W = np.vstack([eig_vec_cov[:,1], eig_vec_cov[:,2]]).T
# array([[-0.65580225, -0.3859988 ],
#        [-0.4291978 , -0.51636642],
#        [-0.62105769,  0.7644414 ]])

Transform the samples onto the new subspace:

 
y = X_centered @ W
# array([[-34.37098481,  13.66927088],
#        [ -9.98345733, -47.68820559],
#        [  3.93481353,   2.31599277],
#        [-14.69691716,  25.24923474],
#        [ 55.11654576,   6.45370719]])

In order to make sure that we have not made a mistake in our step by step approach, we will use another library that doesn’t rescale the input data by default.

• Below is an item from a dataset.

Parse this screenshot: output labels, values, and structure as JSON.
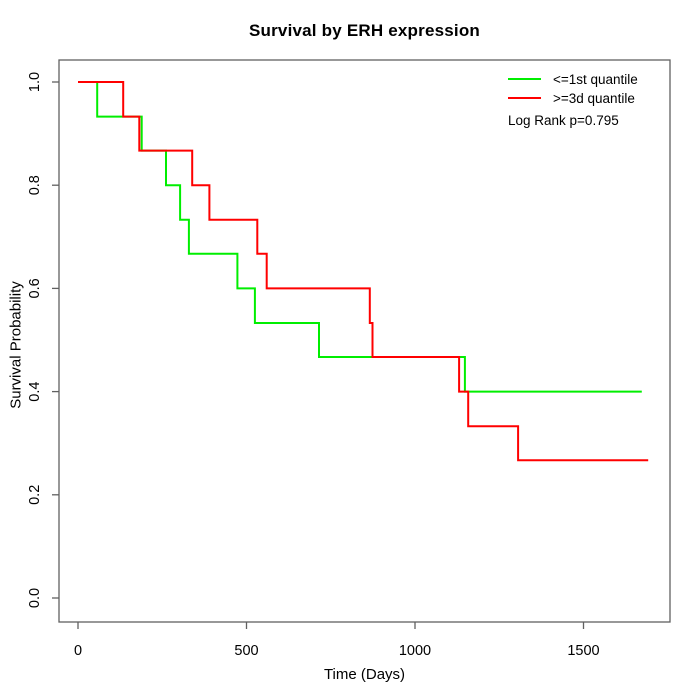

Here, we will use the PCA class from the scikit-learn machine-learning library. For our convenience, we can directly specify to how many components we want to reduce our input dataset via the n_components parameter.

 
from sklearn.decomposition import PCA

pca = PCA(n_components = 2)
X2D = pca.fit_transform(X)

pca.explained_variance_
#array([1137.5874413 ,  786.38798335])

pca.explained_variance_ratio_
#array([0.57453911, 0.39716565])

X2D 
# array([[-34.37098481, -13.66927088],
#        [ -9.98345733,  47.68820559],
#        [  3.93481353,  -2.31599277],
#        [-14.69691716, -25.24923474],
#        [ 55.11654576,  -6.45370719]]) 

Notice that running PCA multiple times on slightly different datasets may result in different results. In general the only difference is that some axes may be flipped. In this example, PCA using Scikit-Learn gives the same projection as the one given by the SVD approach, except both axes are flipped:

WHY PCA WORKS?

PCA is a method that brings together:

  1. A measure of how each variable is associated with one another. (Covariance matrix.)
  2. The directions in which our data are dispersed. (Eigenvectors represent directions.)
  3. The relative importance of these different directions. (Eigenvalues represent magnitude, or importance.)

PCA combines our predictors and allows us to drop the eigenvectors that are relatively unimportant.